There the person ticked ‘grovelots’ when they intended woodlots, but otherwise the transaction documents and descriptions and so forth that the learned judge is dealing with, your Honour will find remarkably familiar because unsurprisingly it is essentially the same documents stream.


The reasons why the appeal was dismissed / the loan recovery action failed

Justice Davies dismissed the appeal on all 23 grounds put forward by Bendigo Bank. The principal reasons were:

  1. No evidence of a loan advance

    There were … no documents from ABL [as lender] … to show that it paid funds [for the purchase of the ‘grovelots’ by Mr Howard] … to GSMAL. (para 89, judgment)

    The documents produced, namely a loan deed in which ABL agreed to make a loan to Mr Howard, and evidence that three ‘grovelots’ were allocated to Mr Howard, were not sufficient to prove a loan.

    None of those matters proves from whence the funds came (para 101, judgment).

    …that the plaintiff did not prove that ABL advanced the funds, is determinative of the whole claim because the loan to the defendant [Mr Howard] cannot form part of what was purportedly assigned to Bendigo Bank. (para 106, judgment)
  2. The loan deed was not validly entered into by ABL / Bendigo Bank

    GSF was not authorised under the power of attorney in the Finance Application to nominate ABL to enter into the loan deed with Mr Howard in the face of the fact that Mr Howard had selected GSF as the lender in his Finance Application.

    Not only did the defendant indicate on the Finance Application that he selected GSF, he also completed the Direct Debit request which was addressed to GSF and was also expressed to be used “ONLY…IF USING GSF”. (para 40, judgment)

    In doing so, the Court rejected Bendigo Bank’s argument that Mr Howard’s loan selection with GSF was a misnomer, which the Court could correct by recognising ABL as the lender.

    It was no more allowable for GSF to select ABL as the financier than it would have been for it to allocate woodlots instead of grovelots to the defendant. (para 68, judgment)

    The Court held further that ABL was fixed with knowledge GSF had about the limits upon its power to nominate ABL as lender, when GSF acted as ABL’s agent. (paras 55 & 69, judgment)

    Finally, the Court held that, in circumstances where no loan deed was validly executed, no proceedings would be maintainable for recovery of a loan advance because they were barred by operation of the statute of limitations. (para 73, judgment)

    Note: A longer limitation period is applicable to a claim under a deed than the 6 year limitation period which is applicable to a simple action for the recovery of a debt.

Throughout the judgment, Justice Davies was at pains to make clear that he could only decide questions of law, because this was an appeal under Section 39 of the Local Court Act 2007 and because Bendigo Bank had not sought leave (under Section 40 of the Act) to appeal on questions of mixed law and fact.
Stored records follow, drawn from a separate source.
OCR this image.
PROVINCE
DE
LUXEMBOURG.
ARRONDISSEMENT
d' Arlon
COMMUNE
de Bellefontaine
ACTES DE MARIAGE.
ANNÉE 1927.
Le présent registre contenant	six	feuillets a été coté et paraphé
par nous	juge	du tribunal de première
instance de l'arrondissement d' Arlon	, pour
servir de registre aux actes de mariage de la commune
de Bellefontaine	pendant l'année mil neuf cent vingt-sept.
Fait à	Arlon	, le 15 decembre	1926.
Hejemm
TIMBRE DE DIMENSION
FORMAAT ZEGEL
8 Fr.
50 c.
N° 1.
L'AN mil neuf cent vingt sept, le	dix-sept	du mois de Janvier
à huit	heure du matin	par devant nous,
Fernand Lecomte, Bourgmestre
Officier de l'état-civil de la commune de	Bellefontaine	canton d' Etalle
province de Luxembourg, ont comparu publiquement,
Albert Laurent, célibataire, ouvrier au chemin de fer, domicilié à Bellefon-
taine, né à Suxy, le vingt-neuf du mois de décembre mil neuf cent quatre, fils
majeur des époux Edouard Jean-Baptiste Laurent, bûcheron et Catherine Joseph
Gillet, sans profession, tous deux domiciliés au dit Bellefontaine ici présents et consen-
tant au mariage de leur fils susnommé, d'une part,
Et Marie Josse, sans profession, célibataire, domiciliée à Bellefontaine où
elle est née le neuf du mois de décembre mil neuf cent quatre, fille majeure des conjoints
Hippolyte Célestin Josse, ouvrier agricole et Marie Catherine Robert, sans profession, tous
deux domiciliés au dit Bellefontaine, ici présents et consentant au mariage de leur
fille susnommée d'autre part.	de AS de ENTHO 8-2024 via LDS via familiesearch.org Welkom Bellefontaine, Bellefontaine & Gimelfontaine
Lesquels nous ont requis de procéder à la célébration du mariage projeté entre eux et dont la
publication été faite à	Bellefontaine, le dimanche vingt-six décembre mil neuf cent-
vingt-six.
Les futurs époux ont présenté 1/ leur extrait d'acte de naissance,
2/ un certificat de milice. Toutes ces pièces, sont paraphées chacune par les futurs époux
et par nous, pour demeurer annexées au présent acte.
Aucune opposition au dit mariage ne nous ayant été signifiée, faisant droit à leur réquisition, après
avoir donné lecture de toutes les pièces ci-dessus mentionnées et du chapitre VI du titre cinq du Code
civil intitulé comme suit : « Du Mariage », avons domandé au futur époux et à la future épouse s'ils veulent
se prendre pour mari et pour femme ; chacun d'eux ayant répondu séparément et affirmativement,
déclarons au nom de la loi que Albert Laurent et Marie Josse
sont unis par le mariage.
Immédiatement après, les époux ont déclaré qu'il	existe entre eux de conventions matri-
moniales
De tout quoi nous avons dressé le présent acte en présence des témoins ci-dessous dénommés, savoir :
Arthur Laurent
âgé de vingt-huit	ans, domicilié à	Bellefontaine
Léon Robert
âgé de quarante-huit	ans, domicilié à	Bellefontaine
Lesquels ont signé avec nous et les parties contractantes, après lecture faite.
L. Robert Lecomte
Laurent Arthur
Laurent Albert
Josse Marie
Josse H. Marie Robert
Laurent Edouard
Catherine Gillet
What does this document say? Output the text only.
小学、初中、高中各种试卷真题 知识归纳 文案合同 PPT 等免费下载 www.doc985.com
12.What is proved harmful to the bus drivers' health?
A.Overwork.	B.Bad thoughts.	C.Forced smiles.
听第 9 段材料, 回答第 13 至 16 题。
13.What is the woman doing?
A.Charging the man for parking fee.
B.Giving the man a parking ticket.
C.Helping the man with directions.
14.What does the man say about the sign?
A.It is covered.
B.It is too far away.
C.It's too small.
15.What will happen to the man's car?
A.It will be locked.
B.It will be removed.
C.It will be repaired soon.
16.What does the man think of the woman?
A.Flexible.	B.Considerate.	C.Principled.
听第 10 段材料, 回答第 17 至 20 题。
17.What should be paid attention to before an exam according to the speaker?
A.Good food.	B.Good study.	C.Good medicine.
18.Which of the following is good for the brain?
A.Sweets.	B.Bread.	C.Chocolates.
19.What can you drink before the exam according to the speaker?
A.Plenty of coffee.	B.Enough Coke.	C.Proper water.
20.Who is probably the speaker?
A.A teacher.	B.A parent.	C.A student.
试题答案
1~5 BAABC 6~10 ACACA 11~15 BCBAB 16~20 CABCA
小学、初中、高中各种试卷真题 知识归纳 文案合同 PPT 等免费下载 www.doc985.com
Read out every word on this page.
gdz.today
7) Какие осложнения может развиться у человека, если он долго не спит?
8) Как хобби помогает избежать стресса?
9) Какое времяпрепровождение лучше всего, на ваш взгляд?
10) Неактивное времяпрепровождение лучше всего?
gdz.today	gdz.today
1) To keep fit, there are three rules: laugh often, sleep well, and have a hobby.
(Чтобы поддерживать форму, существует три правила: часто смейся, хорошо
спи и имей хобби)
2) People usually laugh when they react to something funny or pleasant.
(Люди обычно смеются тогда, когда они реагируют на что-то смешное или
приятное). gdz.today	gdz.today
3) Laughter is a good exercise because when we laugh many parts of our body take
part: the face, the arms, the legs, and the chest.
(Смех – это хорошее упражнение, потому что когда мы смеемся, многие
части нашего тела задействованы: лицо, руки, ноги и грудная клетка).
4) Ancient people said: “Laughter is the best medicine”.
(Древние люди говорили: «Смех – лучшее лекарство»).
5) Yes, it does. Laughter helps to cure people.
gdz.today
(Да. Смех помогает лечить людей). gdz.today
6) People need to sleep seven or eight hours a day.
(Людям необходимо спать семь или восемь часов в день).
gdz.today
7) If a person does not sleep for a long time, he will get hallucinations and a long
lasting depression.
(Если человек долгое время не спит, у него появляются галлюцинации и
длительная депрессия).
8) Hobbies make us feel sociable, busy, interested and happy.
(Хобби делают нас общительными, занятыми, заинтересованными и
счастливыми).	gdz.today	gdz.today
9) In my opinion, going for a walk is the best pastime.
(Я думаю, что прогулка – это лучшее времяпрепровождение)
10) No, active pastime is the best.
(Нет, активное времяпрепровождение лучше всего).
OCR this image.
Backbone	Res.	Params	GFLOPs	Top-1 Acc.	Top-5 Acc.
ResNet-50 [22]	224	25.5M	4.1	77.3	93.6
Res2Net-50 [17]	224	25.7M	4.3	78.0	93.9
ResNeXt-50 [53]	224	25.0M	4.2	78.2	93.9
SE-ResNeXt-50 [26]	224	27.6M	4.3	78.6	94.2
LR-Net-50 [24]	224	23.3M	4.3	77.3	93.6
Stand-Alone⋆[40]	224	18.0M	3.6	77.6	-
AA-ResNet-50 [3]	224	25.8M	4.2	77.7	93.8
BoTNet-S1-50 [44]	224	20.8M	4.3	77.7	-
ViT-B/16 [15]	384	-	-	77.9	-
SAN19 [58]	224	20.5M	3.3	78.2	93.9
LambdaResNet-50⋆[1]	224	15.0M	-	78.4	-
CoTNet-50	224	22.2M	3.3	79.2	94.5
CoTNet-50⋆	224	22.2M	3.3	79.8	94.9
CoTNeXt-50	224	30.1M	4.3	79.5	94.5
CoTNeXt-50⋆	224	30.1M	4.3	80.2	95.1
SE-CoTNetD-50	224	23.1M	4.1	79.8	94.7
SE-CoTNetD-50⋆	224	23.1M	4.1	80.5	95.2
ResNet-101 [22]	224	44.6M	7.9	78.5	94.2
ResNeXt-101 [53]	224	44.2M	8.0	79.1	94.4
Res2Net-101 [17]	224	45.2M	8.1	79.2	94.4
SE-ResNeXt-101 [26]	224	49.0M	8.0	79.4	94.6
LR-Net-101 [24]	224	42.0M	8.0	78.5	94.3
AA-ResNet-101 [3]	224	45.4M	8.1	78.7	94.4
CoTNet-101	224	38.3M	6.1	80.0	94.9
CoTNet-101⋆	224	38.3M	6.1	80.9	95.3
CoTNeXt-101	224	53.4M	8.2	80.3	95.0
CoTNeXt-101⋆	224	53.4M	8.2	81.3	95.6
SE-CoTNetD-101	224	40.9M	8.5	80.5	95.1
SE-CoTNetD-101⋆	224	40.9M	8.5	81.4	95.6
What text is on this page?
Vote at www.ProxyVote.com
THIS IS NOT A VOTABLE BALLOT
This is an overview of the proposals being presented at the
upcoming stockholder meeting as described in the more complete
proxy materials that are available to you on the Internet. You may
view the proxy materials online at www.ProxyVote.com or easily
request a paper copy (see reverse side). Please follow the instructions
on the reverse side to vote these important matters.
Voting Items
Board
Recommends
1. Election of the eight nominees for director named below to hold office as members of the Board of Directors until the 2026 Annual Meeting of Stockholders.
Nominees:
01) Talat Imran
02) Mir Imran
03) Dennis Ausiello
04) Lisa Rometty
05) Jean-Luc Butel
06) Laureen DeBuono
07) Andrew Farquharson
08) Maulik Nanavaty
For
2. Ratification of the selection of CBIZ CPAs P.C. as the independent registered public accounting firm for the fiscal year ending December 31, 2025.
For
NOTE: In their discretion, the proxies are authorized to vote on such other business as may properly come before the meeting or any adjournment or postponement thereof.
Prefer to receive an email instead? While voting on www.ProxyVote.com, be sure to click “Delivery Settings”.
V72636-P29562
To the extent he did consider questions of mixed law and fact, he was not inclined to disturb the findings of fact made by the Magistrate.

Finally, in the opinion of Justice Davies, Kunz is entirely distinguishable from this case. The issues in ABL Custodian Services Pty Ltd v Kunz were whether to correct the ‘minor clerical error’ in ticking the ‘grovelots’, not the woodlots box; and the consequences flowing from the fact that Kunz was a member of the class action. (paras 51 & 52, judgment)


Mr Howard’s case was fairly and squarely based on putting Bendigo Bank to proof that a loan advance was made and that Bendigo Bank was the successor in title to from the original lender. The evidence of Bendigo Bank was found wanting in both respects.

The Bank’s Senior Counsel indicated in his oral submissions that the decision in this case had wider application. Its value as a precedent to assist borrowers will become apparent when future actions are heard.